The following dataset contains the results of an experiment where the number of yarn breaks during weaving are measured for two different types of wool at three different levels of string tension.

```{r}
data(warpbreaks)
head(warpbreaks)
```

Perform a one way analysis of variance (ANOVA) of the `warpbreaks` data with `breaks` as response and `tension` as factor/explanatory variable. Remember to first plot the data. 
```{r}
gf_boxplot(breaks~tension,data=warpbreaks)
```

Then make a model in `R` using `lm`. 
```{r}
model1<-lm(breaks~tension ,data=warpbreaks)
summary(model1)
```
Write down the prediction equation. 

- We take low tension to be the reference group and define dummy variables:
$$
\begin{aligned}
z_1&=\begin{cases}
1& \text{if medium tension,}\\
0& \text{otherwise.}
\end{cases}\\
z_2&=\begin{cases}
1& \text{if high tension,}\\
0& \text{otherwise.}
\end{cases}\\
\hat{y}&=\alpha + \beta_1z_1+\beta_2z_2\\
\hat{y}&= 36.39  -10.00*z_1-14.72* z_2
\end{aligned}
$$

Use the prediction equation to calculate the predicted mean number of breaks for each tension level. 
$$
\hat{y}=\begin{cases} 
36.39,& \text{for low tension,}\\
26.39,& \text{for medium tension,}\\
21.67,& \text{for high tension,}\\
\end{cases}
$$

Is the mean number of breaks the same for all tensions?

- The F-test at the bottom of the output provides a test for no effect of tension. This is rejected with $p=0.001753$. 

Next, perform a two way analysis of variance with both wool type and tension as factors and no interaction. Remember to make plot(s). 

- We plot the sample mean for all combinations of wool and tension: 
```{r}
with(warpbreaks, interaction.plot(tension, wool, breaks, col = 2:3))
```

- The lines are not parallel, suggesting an interaction.
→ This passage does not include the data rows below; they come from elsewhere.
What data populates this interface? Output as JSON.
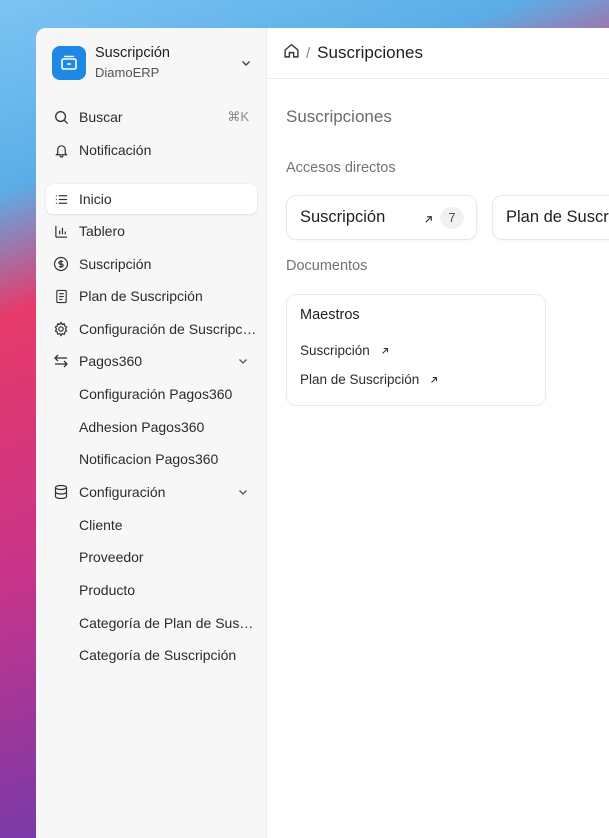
{
  "app": {
    "name": "Suscripción",
    "company": "DiamoERP",
    "logo_color": "#1e88e5"
  },
  "sidebar": {
    "search": {
      "label": "Buscar",
      "shortcut": "⌘K"
    },
    "notifications": {
      "label": "Notificación"
    },
    "items": [
      {
        "label": "Inicio",
        "icon": "list-icon",
        "active": true
      },
      {
        "label": "Tablero",
        "icon": "bar-chart-icon"
      },
      {
        "label": "Suscripción",
        "icon": "dollar-circle-icon"
      },
      {
        "label": "Plan de Suscripción",
        "icon": "document-icon"
      },
      {
        "label": "Configuración de Suscripción",
        "icon": "gear-icon"
      },
      {
        "label": "Pagos360",
        "icon": "arrows-exchange-icon",
        "expanded": true
      },
      {
        "label": "Configuración Pagos360"
      },
      {
        "label": "Adhesion Pagos360"
      },
      {
        "label": "Notificacion Pagos360"
      },
      {
        "label": "Configuración",
        "icon": "database-icon",
        "expanded": true
      },
      {
        "label": "Cliente"
      },
      {
        "label": "Proveedor"
      },
      {
        "label": "Producto"
      },
      {
        "label": "Categoría de Plan de Suscripción"
      },
      {
        "label": "Categoría de Suscripción"
      }
    ]
  },
  "header": {
    "breadcrumb_current": "Suscripciones",
    "breadcrumb_sep": "/"
  },
  "main": {
    "page_title": "Suscripciones",
    "shortcuts_title": "Accesos directos",
    "shortcuts": [
      {
        "label": "Suscripción",
        "count": "7"
      },
      {
        "label": "Plan de Suscripción"
      }
    ],
    "documents_title": "Documentos",
    "documents": {
      "card_title": "Maestros",
      "links": [
        "Suscripción",
        "Plan de Suscripción"
      ]
    }
  }
}
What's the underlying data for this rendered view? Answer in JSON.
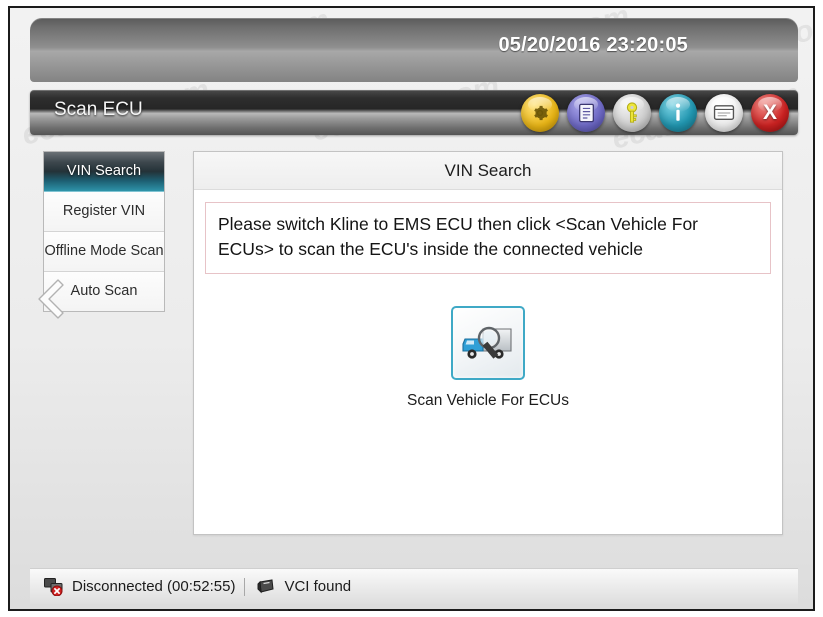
{
  "window": {
    "clock": "05/20/2016 23:20:05",
    "title": "Scan ECU"
  },
  "toolbar": {
    "icons": [
      {
        "name": "settings-gear-icon",
        "label": "Settings",
        "color": "#e8b415"
      },
      {
        "name": "document-icon",
        "label": "Report",
        "color": "#6f6ac6"
      },
      {
        "name": "key-icon",
        "label": "Security",
        "color": "#cfcfcf"
      },
      {
        "name": "info-icon",
        "label": "Information",
        "color": "#2196b0"
      },
      {
        "name": "window-icon",
        "label": "Display",
        "color": "#ededed"
      },
      {
        "name": "close-icon",
        "label": "X",
        "color": "#cc2222"
      }
    ]
  },
  "sidebar": {
    "items": [
      {
        "label": "VIN Search",
        "active": true
      },
      {
        "label": "Register VIN",
        "active": false
      },
      {
        "label": "Offline Mode Scan",
        "active": false
      },
      {
        "label": "Auto Scan",
        "active": false
      }
    ],
    "collapse_icon": "chevron-left-icon"
  },
  "content": {
    "panel_title": "VIN Search",
    "notice": "Please switch Kline to EMS ECU then click <Scan Vehicle For ECUs> to scan the ECU's inside the connected vehicle",
    "scan_button_label": "Scan Vehicle For ECUs",
    "scan_button_icon": "vehicle-magnifier-icon"
  },
  "status_bar": {
    "connection_icon": "network-disconnected-icon",
    "connection_text": "Disconnected (00:52:55)",
    "vci_icon": "vci-device-icon",
    "vci_text": "VCI found"
  },
  "watermark": {
    "text": "ecatalog.com"
  }
}
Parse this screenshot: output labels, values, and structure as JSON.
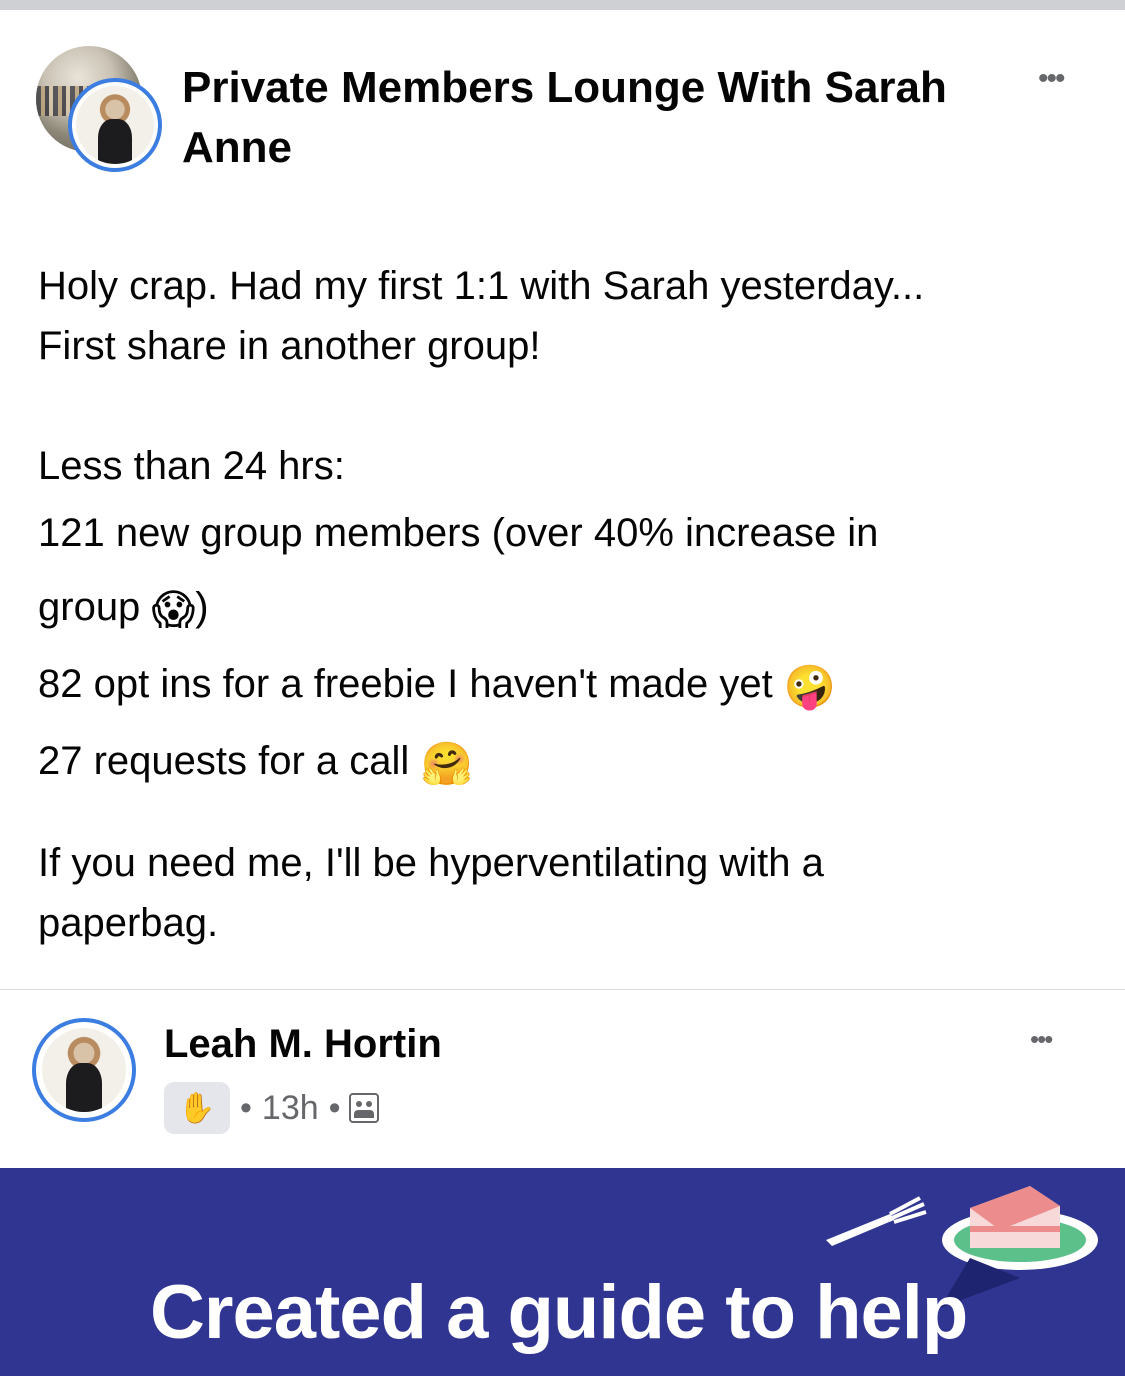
{
  "group": {
    "name": "Private Members Lounge With Sarah Anne"
  },
  "post": {
    "lines": [
      "Holy crap. Had my first 1:1 with Sarah yesterday...",
      "First share in another group!",
      "Less than 24 hrs:",
      "121 new group members (over 40% increase in",
      "group",
      ")",
      "82 opt ins for a freebie I haven't made yet",
      "27 requests for a call",
      "If you need me, I'll be hyperventilating with a",
      "paperbag."
    ],
    "emojis": {
      "scream": "😱",
      "zany": "🤪",
      "hug": "🤗"
    }
  },
  "shared_post": {
    "author": "Leah M. Hortin",
    "badge_icon": "✋",
    "time": "13h",
    "separator": "•",
    "banner_text": "Created a guide to help"
  },
  "menu": {
    "more": "•••"
  },
  "colors": {
    "accent": "#3b7de0",
    "banner_bg": "#2f3590",
    "meta_gray": "#65676b"
  }
}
The model without interaction is fitted:
```{r}
model2<-lm(breaks~tension + wool ,data=warpbreaks)
summary(model2)
```


Write down the prediction equation. 

- Let
$$
w=\begin{cases}
1& \text{if wool has type B,}\\
0& \text{otherwise.}
\end{cases}
$$
Then
$$
\hat{y}= 39.3  -10.00*z_1-14.72* z_2 - 5.778*w
$$

Use the prediction equation to calculate the predicted mean number of breaks for each combination of wool and tension.

- wool A, low tension: 39.3

- wool A, med. tension: 29.3

- wool A, high tension: 24.6

- wool B, low tension: 33.5

- wool B, med. tension: 23.5

- wool B, high tension: 18.8


Investigate if there is an interaction between wool and tension.

- We fit the model with interaction and make an F-test:
```{r}
model3<-lm(breaks~tension * wool ,data=warpbreaks)
anova(model2,model3)
```
We find that there is a significant interaction (at the 0.05 level) with $p=0.021$.